Michael Ramsey, the most prolific poster at the Originalism Blog, has an Updated post on this post and comments at other blogs.
"Originalism's proponents on the Court (and in the academy) don't seek to "identify the original intent of the framers" because (a) their focus is on original public meaning not intent and (b) the framers' views/intent are not decisive in determining that meaning."
This doesn't seem correct to me, proponents of originalism don't always point to original intent, but they certainly sometimes do. You'll often hear the equivalent of saying "do you really think the Founders were thinking of X when they wrote that clause? Preposterous!"
Brett and Bart
I can see the argument that looking first at the text is the most commonly used form of legal interpretation, but surely you'd agree that if someone read a bunch of cases in various areas they would find that other things (such as canons of construction, or record of legislative intent, or the historical background at the time a law was adopted) are commonly called upon, sometimes even to trump the text by itself.
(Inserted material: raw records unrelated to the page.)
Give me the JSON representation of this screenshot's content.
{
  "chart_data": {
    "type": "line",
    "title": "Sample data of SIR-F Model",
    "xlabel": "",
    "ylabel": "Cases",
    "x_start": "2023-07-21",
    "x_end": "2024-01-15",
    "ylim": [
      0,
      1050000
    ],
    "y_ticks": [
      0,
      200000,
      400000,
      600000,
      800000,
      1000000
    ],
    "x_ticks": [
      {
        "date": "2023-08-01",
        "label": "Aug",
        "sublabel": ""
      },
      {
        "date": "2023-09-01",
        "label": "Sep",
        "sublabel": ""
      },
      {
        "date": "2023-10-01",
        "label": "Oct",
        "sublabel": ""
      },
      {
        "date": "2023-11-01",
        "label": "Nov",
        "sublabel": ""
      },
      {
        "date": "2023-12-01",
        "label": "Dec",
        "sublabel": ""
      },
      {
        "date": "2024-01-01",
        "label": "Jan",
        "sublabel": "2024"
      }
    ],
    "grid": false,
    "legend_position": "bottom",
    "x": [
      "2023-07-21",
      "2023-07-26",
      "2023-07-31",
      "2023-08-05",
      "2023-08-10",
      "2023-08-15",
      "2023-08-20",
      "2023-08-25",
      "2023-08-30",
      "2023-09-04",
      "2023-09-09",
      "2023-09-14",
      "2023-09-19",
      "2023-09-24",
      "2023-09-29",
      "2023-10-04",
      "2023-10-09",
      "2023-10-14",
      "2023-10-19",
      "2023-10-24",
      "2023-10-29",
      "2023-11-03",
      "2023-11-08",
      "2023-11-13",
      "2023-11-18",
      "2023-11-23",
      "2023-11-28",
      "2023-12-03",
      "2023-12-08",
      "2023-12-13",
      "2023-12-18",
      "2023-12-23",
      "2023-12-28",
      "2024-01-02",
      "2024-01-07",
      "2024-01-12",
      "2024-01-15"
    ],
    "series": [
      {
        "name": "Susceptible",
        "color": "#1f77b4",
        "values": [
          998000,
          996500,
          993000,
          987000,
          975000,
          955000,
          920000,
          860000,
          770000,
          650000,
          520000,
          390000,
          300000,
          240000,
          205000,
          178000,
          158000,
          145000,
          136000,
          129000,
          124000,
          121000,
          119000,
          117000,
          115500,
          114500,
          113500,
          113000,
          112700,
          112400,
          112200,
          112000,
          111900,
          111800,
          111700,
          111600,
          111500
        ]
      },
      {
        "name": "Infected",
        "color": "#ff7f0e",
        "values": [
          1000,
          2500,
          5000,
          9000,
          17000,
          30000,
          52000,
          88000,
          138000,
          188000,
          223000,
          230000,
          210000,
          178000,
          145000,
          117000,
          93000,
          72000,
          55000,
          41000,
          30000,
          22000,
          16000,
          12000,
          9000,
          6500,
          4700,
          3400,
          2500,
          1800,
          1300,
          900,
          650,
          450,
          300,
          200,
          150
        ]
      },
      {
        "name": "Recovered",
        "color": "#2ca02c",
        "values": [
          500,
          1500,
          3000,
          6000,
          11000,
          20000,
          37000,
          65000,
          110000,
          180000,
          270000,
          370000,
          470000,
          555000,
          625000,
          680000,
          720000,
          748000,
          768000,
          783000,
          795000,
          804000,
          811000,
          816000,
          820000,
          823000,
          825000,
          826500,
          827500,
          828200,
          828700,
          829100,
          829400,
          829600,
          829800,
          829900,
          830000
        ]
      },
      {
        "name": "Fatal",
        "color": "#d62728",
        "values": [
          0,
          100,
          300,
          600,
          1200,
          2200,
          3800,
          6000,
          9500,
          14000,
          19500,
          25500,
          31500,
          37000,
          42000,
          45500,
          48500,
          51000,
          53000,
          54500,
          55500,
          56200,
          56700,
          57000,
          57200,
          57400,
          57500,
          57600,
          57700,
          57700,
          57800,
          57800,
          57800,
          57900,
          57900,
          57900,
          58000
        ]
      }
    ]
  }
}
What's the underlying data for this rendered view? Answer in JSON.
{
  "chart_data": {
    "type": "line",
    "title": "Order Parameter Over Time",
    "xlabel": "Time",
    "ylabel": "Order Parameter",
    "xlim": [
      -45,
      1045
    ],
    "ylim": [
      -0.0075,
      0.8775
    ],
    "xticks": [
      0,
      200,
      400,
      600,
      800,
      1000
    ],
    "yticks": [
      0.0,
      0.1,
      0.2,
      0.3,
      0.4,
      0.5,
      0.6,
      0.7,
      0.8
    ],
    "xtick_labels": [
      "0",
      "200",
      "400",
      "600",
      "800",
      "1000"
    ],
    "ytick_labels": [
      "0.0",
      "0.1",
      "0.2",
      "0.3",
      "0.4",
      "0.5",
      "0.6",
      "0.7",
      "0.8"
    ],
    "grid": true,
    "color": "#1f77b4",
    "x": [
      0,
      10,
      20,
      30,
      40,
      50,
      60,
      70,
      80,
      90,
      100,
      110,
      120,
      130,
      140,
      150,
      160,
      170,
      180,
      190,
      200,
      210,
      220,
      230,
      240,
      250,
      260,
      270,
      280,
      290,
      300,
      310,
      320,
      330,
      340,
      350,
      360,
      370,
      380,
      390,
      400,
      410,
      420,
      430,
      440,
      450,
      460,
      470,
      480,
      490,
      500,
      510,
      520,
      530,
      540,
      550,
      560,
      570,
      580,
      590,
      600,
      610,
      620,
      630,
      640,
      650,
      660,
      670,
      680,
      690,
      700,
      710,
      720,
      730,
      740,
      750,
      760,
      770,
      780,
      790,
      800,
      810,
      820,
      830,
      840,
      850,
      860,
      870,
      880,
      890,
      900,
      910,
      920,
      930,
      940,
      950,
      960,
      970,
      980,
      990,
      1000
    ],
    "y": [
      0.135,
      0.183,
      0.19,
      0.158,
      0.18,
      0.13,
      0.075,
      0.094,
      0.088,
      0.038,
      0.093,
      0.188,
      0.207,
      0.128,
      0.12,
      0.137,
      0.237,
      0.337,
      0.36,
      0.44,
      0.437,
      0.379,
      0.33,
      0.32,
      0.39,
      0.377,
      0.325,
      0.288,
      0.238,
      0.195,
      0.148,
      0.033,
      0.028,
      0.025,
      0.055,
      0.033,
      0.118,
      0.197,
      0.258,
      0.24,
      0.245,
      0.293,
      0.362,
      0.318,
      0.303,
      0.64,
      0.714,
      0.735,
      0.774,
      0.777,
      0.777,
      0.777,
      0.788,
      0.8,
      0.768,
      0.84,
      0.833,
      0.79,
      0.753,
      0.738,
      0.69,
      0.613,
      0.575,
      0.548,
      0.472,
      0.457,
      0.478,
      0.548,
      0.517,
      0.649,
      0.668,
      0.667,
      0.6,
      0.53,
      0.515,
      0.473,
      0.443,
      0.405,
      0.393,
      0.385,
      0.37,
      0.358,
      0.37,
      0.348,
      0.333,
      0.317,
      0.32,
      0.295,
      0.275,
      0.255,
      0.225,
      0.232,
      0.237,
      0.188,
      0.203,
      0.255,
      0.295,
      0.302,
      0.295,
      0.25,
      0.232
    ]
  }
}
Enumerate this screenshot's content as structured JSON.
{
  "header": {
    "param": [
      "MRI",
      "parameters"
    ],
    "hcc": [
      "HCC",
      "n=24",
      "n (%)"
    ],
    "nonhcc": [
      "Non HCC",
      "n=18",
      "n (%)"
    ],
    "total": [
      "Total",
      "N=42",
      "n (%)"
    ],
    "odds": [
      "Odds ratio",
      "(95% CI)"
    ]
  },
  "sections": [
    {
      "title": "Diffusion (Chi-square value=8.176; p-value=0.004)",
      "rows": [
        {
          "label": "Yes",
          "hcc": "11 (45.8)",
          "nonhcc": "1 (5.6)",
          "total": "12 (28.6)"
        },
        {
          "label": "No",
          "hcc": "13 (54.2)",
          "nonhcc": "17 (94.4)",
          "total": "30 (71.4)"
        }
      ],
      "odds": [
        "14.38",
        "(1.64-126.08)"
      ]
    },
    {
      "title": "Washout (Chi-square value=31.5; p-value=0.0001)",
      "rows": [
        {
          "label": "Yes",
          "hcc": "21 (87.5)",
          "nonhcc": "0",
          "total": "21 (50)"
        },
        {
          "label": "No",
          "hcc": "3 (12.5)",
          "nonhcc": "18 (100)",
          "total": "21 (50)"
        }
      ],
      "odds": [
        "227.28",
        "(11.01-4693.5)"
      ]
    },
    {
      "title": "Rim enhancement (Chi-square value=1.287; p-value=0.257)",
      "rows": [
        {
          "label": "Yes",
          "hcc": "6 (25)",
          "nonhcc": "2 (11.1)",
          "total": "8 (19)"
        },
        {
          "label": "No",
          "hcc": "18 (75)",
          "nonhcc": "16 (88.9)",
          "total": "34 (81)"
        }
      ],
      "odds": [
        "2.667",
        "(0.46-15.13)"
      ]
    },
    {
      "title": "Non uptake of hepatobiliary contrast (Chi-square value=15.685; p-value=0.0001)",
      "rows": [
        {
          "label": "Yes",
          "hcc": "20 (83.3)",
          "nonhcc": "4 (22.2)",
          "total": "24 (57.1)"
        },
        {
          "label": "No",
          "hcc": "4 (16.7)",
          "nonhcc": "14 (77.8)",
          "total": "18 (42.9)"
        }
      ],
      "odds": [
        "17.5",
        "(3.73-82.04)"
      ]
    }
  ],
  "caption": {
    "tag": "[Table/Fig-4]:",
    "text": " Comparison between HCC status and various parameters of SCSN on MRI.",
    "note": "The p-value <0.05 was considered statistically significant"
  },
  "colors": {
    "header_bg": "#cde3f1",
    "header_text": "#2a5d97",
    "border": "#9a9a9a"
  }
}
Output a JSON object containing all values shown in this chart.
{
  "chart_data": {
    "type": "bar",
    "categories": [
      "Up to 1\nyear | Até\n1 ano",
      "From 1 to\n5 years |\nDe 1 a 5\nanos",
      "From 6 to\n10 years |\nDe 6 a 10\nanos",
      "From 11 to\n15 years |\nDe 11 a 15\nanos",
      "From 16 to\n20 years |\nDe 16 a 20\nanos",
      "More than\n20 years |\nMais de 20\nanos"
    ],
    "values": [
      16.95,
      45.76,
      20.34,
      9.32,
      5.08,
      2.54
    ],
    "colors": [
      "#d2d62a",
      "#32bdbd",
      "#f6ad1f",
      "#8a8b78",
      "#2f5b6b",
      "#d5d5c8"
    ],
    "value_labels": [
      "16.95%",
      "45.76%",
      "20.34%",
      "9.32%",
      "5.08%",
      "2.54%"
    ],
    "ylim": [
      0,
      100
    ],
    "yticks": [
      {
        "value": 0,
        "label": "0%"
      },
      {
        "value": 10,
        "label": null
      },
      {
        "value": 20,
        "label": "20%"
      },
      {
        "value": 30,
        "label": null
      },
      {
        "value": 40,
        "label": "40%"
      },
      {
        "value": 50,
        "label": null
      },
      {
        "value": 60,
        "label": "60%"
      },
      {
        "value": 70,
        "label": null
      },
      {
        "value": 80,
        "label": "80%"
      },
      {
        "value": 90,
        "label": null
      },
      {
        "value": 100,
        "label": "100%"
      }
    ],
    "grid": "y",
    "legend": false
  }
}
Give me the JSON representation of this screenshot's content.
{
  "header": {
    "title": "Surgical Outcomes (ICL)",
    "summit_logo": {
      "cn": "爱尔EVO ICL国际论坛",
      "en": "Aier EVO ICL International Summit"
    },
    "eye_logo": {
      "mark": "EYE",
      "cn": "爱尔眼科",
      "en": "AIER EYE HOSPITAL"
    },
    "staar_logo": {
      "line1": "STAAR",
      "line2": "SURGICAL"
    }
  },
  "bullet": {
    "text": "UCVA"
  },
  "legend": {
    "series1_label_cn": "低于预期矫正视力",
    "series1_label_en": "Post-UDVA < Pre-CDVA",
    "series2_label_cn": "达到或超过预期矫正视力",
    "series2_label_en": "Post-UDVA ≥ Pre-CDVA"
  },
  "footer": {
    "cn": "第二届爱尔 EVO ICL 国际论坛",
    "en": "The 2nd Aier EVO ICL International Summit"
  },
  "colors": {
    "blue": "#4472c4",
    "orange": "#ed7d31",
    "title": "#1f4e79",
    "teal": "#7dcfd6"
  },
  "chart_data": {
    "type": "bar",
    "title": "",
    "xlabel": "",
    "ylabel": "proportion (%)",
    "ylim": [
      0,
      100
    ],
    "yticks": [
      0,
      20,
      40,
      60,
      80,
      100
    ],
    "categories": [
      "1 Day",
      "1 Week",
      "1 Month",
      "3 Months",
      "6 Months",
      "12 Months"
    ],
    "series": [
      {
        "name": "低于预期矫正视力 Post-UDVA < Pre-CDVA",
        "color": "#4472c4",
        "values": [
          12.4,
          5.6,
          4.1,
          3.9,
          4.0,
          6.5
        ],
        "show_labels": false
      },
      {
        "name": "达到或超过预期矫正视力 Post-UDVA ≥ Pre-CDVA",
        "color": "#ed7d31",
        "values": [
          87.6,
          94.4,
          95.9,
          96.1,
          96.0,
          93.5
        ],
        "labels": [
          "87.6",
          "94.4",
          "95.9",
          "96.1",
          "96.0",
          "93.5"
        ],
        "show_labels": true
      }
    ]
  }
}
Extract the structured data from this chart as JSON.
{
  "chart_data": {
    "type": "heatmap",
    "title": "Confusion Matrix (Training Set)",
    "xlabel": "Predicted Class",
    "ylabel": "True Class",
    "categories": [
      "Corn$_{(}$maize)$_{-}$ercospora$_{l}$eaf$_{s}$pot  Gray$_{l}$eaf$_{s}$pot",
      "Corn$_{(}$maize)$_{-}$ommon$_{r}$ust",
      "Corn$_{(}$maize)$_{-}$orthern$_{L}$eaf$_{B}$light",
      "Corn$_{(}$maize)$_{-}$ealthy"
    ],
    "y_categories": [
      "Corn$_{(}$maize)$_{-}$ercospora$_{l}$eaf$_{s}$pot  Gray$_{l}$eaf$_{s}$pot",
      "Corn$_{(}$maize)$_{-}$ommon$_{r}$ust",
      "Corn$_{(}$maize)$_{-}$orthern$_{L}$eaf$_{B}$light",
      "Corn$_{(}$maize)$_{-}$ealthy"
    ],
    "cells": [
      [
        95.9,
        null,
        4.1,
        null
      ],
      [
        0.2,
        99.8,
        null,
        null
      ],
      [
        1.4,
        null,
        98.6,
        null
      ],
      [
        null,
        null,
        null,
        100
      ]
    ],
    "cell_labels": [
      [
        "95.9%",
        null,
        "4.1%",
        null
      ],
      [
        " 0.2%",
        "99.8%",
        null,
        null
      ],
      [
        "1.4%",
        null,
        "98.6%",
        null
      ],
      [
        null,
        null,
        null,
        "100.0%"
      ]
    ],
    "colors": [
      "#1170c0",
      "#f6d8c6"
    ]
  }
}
A question for anyone here: how do originialists of the 'textualist' variety purport to deal with things like the Dormant Commerce Clause where there is no text at all, only intent?
"Don't all the justices like to pretend that the Constitution has a single meaning, and that each case thus has only one correct resolution? I thought that was a predicate of judicial review."
No they don't. Justice Breyer, e.g., accepts there are different possible meanings, so he has to determine the best approach and weigh different factors. But, for this bit of truth-telling, he is sniped at by some as a "legislator" or some such thing.
This is one more segment of "they aren't all the same."
"A question for anyone here: how do originialists of the 'textualist' variety purport to deal with things like the Dormant Commerce Clause where there is no text at all, only intent?"
The only intent that matters is that expressed in the text.
The mere fact that Art. I, Sec. 8 grants a power to Congress does not mean that power is exclusive to Congress.
Art. I, Sec. 10 sets forth what powers states may not exercise.
10A expressly reserves to the states all powers "not delegated to the United States by the Constitution, nor prohibited by it to the States."
The combination of these two provisions makes it plain that the states enjoy concurrent powers with the federal government on other items, subject to federal supremacy.
The plain text of the Commerce Clause only grants a "power to regulate commerce" regarding interstate, foriegn and Indian commerce. The Dormant Commerce Clause says that states may not improperly restrict interstate commerce. At best the latter is an inference (and not a necessary one) from the actual text.
Unlike several other constitutional provisions (such as the Copyright Clause and the 2nd Amendment) no purpose is stated in the text.
In order to get a purpose to support the inference one must dive into extra-textual areas such as intent of the drafters and ratifiers.